I have CUDA 2.1 installed on my machine and it has a graphic card with 64 cuda cores.
I have written a program in which I initialize simultaneously 30000 blocks (and 1 thread per block). But am not getting satisfying results from the gpu (It performs slowly than the cpu)
Is it that the number of blocks must be smaller than or equal to the number of cores for good performance? Or is it that the performance has nothing to do with number of blocks
CUDA cores are not exactly what you might call a core on a classical CPU. Indeed, they have to be viewed as nothing more than ALUs (Arithmetic and Logic Units), which are just able to compute ready operations.
You might know that threads are handled per warps (groups of 32 threads) inside the blocks you’ve defined.

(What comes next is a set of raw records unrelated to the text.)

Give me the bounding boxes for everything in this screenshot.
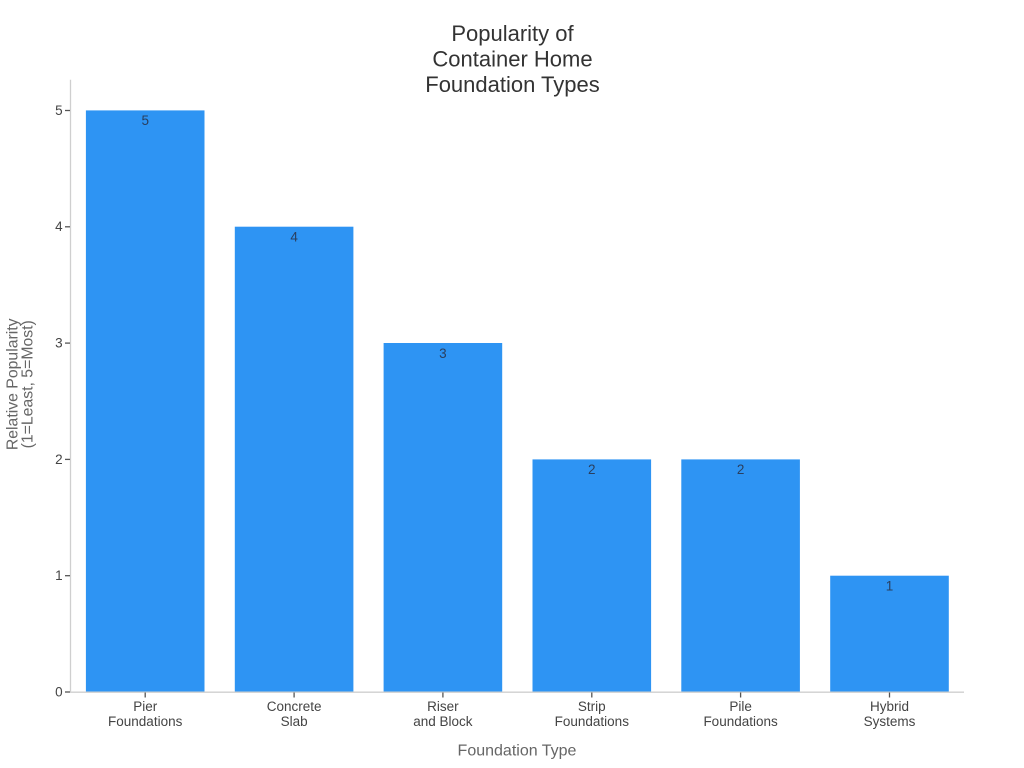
svg-text:2: 2 (737, 462, 745, 477)
svg-text:Foundations: Foundations (703, 714, 778, 729)
svg-text:Hybrid: Hybrid (870, 699, 909, 714)
svg-text:5: 5 (141, 113, 149, 128)
svg-text:(1=Least, 5=Most): (1=Least, 5=Most) (20, 320, 37, 448)
svg-text:2: 2 (588, 462, 596, 477)
svg-text:Container Home: Container Home (432, 46, 592, 71)
svg-text:Popularity of: Popularity of (451, 21, 574, 46)
svg-text:3: 3 (439, 346, 447, 361)
svg-text:0: 0 (55, 684, 63, 699)
svg-text:4: 4 (290, 230, 298, 245)
svg-text:Pier: Pier (133, 699, 158, 714)
svg-text:Strip: Strip (578, 699, 606, 714)
svg-text:1: 1 (55, 568, 63, 583)
svg-text:4: 4 (55, 219, 63, 234)
svg-text:Foundation Types: Foundation Types (425, 72, 600, 97)
svg-text:1: 1 (886, 579, 894, 594)
svg-text:Systems: Systems (864, 714, 916, 729)
svg-text:and Block: and Block (413, 714, 473, 729)
svg-text:Foundations: Foundations (108, 714, 183, 729)
svg-text:5: 5 (55, 103, 63, 118)
svg-text:Riser: Riser (427, 699, 459, 714)
svg-text:Foundations: Foundations (555, 714, 630, 729)
svg-text:3: 3 (55, 336, 63, 351)
svg-text:2: 2 (55, 452, 63, 467)
svg-text:Pile: Pile (729, 699, 752, 714)
svg-text:Relative Popularity: Relative Popularity (5, 318, 22, 450)
svg-text:Slab: Slab (281, 714, 308, 729)
svg-text:Foundation Type: Foundation Type (458, 742, 577, 759)
svg-text:Concrete: Concrete (267, 699, 322, 714)
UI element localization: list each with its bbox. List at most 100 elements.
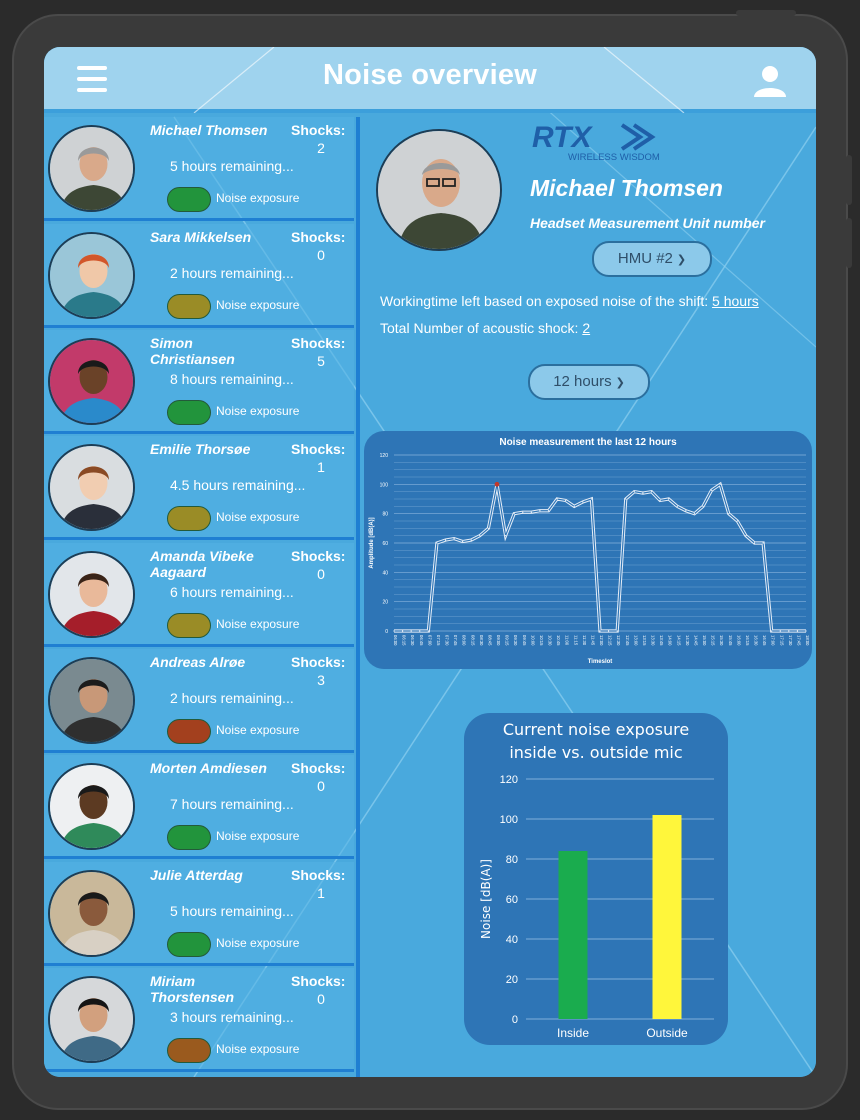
logo-text: RTX [532, 123, 593, 154]
shocks-count: 1 [317, 459, 325, 475]
x-tick-label: 08:30 [479, 635, 484, 646]
time-remaining: 6 hours remaining... [170, 584, 294, 600]
data-point [659, 499, 661, 502]
data-point [710, 489, 713, 491]
data-point [393, 630, 395, 632]
noise-status-indicator [167, 400, 211, 425]
acoustic-shock-label: Total Number of acoustic shock: [380, 320, 579, 336]
chart-title: Current noise exposure inside vs. outside… [503, 720, 689, 762]
data-point [745, 535, 747, 537]
data-point [410, 630, 412, 632]
data-point [668, 498, 670, 500]
employee-list-item[interactable]: Julie Atterdag Shocks: 1 5 hours remaini… [44, 862, 354, 966]
shocks-count: 3 [317, 672, 325, 688]
x-tick-label: 10:45 [556, 635, 561, 646]
noise-line-chart-card: Noise measurement the last 12 hours 0 20 40… [364, 431, 812, 669]
y-tick-label: 20 [506, 974, 518, 986]
noise-status-indicator [167, 1038, 211, 1063]
logo-tagline: WIRELESS WISDOM [568, 152, 660, 163]
data-point [788, 630, 790, 632]
data-point [479, 535, 481, 537]
employee-list-item[interactable]: Sara Mikkelsen Shocks: 0 2 hours remaini… [44, 224, 354, 328]
y-tick-label: 40 [506, 934, 518, 946]
hmu-select[interactable]: HMU #2 ❯ [592, 241, 712, 277]
volume-button [846, 218, 852, 268]
y-tick-label: 120 [380, 453, 389, 459]
noise-exposure-label: Noise exposure [216, 1042, 300, 1056]
y-tick-label: 100 [380, 482, 389, 488]
x-tick-label: 11:00 [565, 635, 570, 646]
data-point [762, 542, 764, 544]
noise-bar-chart-card: Current noise exposure inside vs. outside… [464, 713, 728, 1045]
noise-status-indicator [167, 613, 211, 638]
noise-status-indicator [167, 825, 211, 850]
employee-name: Sara Mikkelsen [150, 229, 252, 245]
power-button [736, 10, 796, 16]
employee-list-item[interactable]: Miriam Thorstensen Shocks: 0 3 hours rem… [44, 968, 354, 1072]
employee-name: Julie Atterdag [150, 867, 243, 883]
x-tick-label: 13:15 [642, 635, 647, 646]
employee-list-item[interactable]: Emilie Thorsøe Shocks: 1 4.5 hours remai… [44, 436, 354, 540]
data-point [616, 630, 618, 632]
x-tick-label: 08:45 [487, 635, 492, 646]
employee-avatar [48, 551, 135, 638]
x-tick-label: Inside [557, 1026, 589, 1040]
employee-name: Emilie Thorsøe [150, 441, 251, 457]
time-remaining: 4.5 hours remaining... [170, 477, 306, 493]
chevron-down-icon: ❯ [615, 377, 625, 389]
data-point [547, 510, 550, 512]
working-time-value[interactable]: 5 hours [712, 293, 759, 309]
employee-avatar [48, 125, 135, 212]
shocks-label: Shocks: [291, 335, 346, 351]
app-screen: Noise overview Michael Thomsen Shocks: 2… [44, 47, 816, 1077]
employee-name: Michael Thomsen [150, 122, 268, 138]
employee-list-item[interactable]: Michael Thomsen Shocks: 2 5 hours remain… [44, 117, 354, 221]
noise-exposure-label: Noise exposure [216, 298, 300, 312]
data-point [771, 630, 773, 632]
data-point [556, 498, 558, 500]
data-point [522, 511, 524, 513]
data-point [419, 630, 421, 632]
bar-inside [558, 851, 588, 1019]
employee-name: Simon Christiansen [150, 335, 235, 367]
hamburger-menu-icon[interactable] [77, 66, 107, 92]
acoustic-shock-value[interactable]: 2 [582, 320, 591, 336]
volume-button [846, 155, 852, 205]
employee-list-item[interactable]: Amanda Vibeke Aagaard Shocks: 0 6 hours … [44, 543, 354, 647]
x-tick-label: 11:30 [582, 635, 587, 646]
employee-name: Miriam Thorstensen [150, 973, 235, 1005]
y-tick-label: 80 [506, 854, 518, 866]
noise-exposure-label: Noise exposure [216, 723, 300, 737]
noise-exposure-label: Noise exposure [216, 936, 300, 950]
data-point [487, 527, 490, 529]
x-tick-label: 16:30 [754, 635, 759, 646]
employee-list-item[interactable]: Simon Christiansen Shocks: 5 8 hours rem… [44, 330, 354, 434]
y-tick-label: 0 [385, 629, 388, 635]
x-tick-label: 12:30 [616, 635, 621, 646]
data-point [539, 510, 541, 512]
y-tick-label: 60 [506, 894, 518, 906]
data-point [796, 630, 799, 632]
acoustic-shock-info: Total Number of acoustic shock: 2 [380, 320, 590, 336]
period-select[interactable]: 12 hours ❯ [528, 364, 650, 400]
data-point [642, 492, 644, 494]
x-tick-label: 17:30 [788, 635, 793, 646]
noise-exposure-label: Noise exposure [216, 617, 300, 631]
employee-list-item[interactable]: Andreas Alrøe Shocks: 3 2 hours remainin… [44, 649, 354, 753]
x-tick-label: 13:45 [659, 635, 664, 646]
data-point [736, 520, 738, 522]
period-select-value: 12 hours [553, 373, 612, 390]
x-tick-label: 15:45 [728, 635, 733, 646]
y-axis-label: Amplitude [dB(A)] [369, 517, 375, 568]
list-divider [356, 117, 360, 1077]
data-point [633, 491, 635, 493]
x-tick-label: 07:30 [445, 635, 450, 646]
x-tick-label: 11:15 [573, 635, 578, 646]
top-bar: Noise overview [44, 47, 816, 113]
x-tick-label: 17:00 [771, 635, 776, 646]
time-remaining: 2 hours remaining... [170, 690, 294, 706]
user-profile-icon[interactable] [752, 63, 788, 99]
employee-list-item[interactable]: Morten Amdiesen Shocks: 0 7 hours remain… [44, 755, 354, 859]
x-tick-label: 08:00 [462, 635, 467, 646]
time-remaining: 7 hours remaining... [170, 796, 294, 812]
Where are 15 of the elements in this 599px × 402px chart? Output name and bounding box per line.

When your blocks are dispatched on the different SMs (Streaming Multiprocessors, they are the actual cores of the GPU), each SM schedules warps within a block to optimize the computation time in regard of the memory access time needed to get threads’ input data.
The problem is threads are always handled through their belonging warp, so if you have only one thread per block, the SM it is running on won’t be able to schedule through warps and you won’t take advantage of the multiple CUDA cores available. Your CUDA cores will be waiting for data to process, since CUDA cores compute far quicker than data are retrieved through memory.
Having lots of blocks with few threads is not what the GPU is awaiting. In this case, you face the block per SM limitation (this number depends on your device), which force your GPU to spend a lot of time to put blocks on SM and then remove them to treat the next ones. You should rather increase the number of threads in your blocks instead of the number of blocks in your application.